Ausbau/Verstärkung der Sprachförderung/Früherkennung
Ausgehend von den oben genannten Fallzahlen könnte über eine Aufstockung der Kräfte, weitergehende Qualifizierung, verstärkte Einbindung der Kindertagesstätten und Grundschulen sowie eine enge Vernetzung mit den Diensten des FB Jugend und FB Gesundheitsdienste eine sehr gute Abdeckung der Sprachförderung, Früherkennung und Verbesserung der frühkindlichen Bildung erreicht werden mittels nachstehendem personellen und sachlichen Ansatz:
Aufstockung der bisherigen Stundenzahl an Sprachförderung von derzeit 97 auf insgesamt 275 Stunden/Woche (= 1/2 Std. pro Kind u. Woche bei 550 Kindern als Berechnungsgrundlage) durch zusätzliche Einstellung/Erweiterung der Arbeitszeit der jetzigen Kräfte.
Hierzu kann
1. zunächst die derzeitige Arbeitszeit der vorhandenen Sprachförderkräfte um insgesamt 11 Std./Woche (Herr Dohrmann 5 Std., Frau Helmers 6 Std.) erhöht werden. Die noch verbleibende Lücke von 178 Std. und der zusätzliche administrative Aufwand (Aufarbeitung/Verwaltung der Dokumentationen, Organisation von Fortbildungen u. Schulungen, Ansprechpartner im Landkreis, etc.) würde sinnvoll geschlossen durch
2. die Neueinstellung von zunächst drei weiteren Sprachförderkräften,
3. die Aufstockung der Arbeitszeit der zugehörigen Verwaltungskraft, Frau Schulze, um 5 St. /Woche sowie
4. eine deutlich erhöhte Investition in weitergehende Qualifizierung der MitabeiterInnen, Kita-Kräfte sowie die Bereitstellung entsprechender Materialien für die eigenen Kräfte und die Kitas.

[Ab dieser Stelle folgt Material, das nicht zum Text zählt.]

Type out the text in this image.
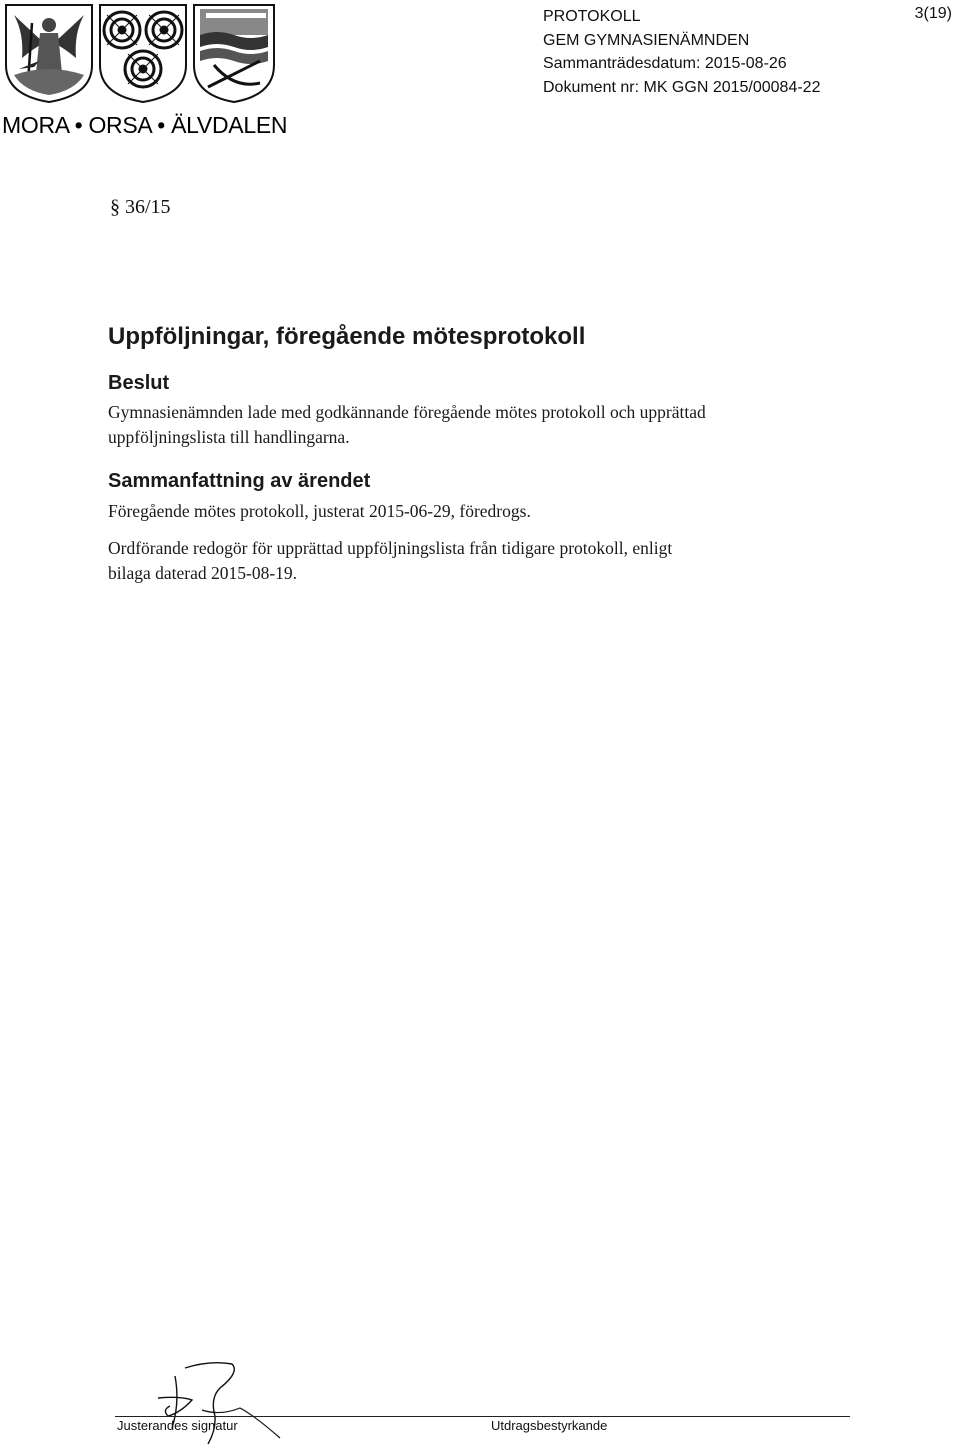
MORA • ORSA • ÄLVDALEN
PROTOKOLL
GEM GYMNASIENÄMNDEN
Sammanträdesdatum: 2015-08-26
Dokument nr: MK GGN 2015/00084-22
3(19)
§ 36/15
Uppföljningar, föregående mötesprotokoll
Beslut
Gymnasienämnden lade med godkännande föregående mötes protokoll och upprättad
uppföljningslista till handlingarna.
Sammanfattning av ärendet
Föregående mötes protokoll, justerat 2015-06-29, föredrogs.
Ordförande redogör för upprättad uppföljningslista från tidigare protokoll, enligt
bilaga daterad 2015-08-19.
Justerandes signatur	Utdragsbestyrkande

Finanzielle Auswirkungen auf den Haushalt:
Orientiert an den aktuellen Buchungsbeträgen des FB Personal entständen folgende zusätzliche Kosten ohne Berücksichtigung der üblichen Sach-/Verwaltungsgemeinkosten:
- Aufstockung der Arbeitszeit der jetzigen Sprachförderkräfte um 11 Stunden/Woche ca. 25.000,00 €/p.a.
- Einstellung von drei Kräften Vollzeit ca. 110.000,00 €/p.a.
- Aufstockung der Arbeitszeit der Verwaltungskraft um 5 Stunden ca. 8.000,00 €/p.a.
- Qualifizierungsmaßnahmen/Fortbildungsangebote/Sprach-fördermaterialien ca. 50.000,00 €/p.a..
Mit dem Einsatz der vorstehenden Fachkräfte und Mittel lässt sich der Gesamtbedarf im Landkreis voraussichtlich nicht vollständig abdecken. Über den Ziel gerichteten Personal- und Mitteleinsatz wird jedoch mittelfristig die vollständige Abdeckung des Förderbedarfs erreicht werden können.
Der Gesamtbedarf für eine umfassende, die Fördermittel des Landes Niedersachsen ergänzende Sprachförderung sowie eine verbesserte Früherkennung und frühkindliche Bildung beläuft sich demnach gegenwärtig auf annähernd 200.000,00 €/Jahr.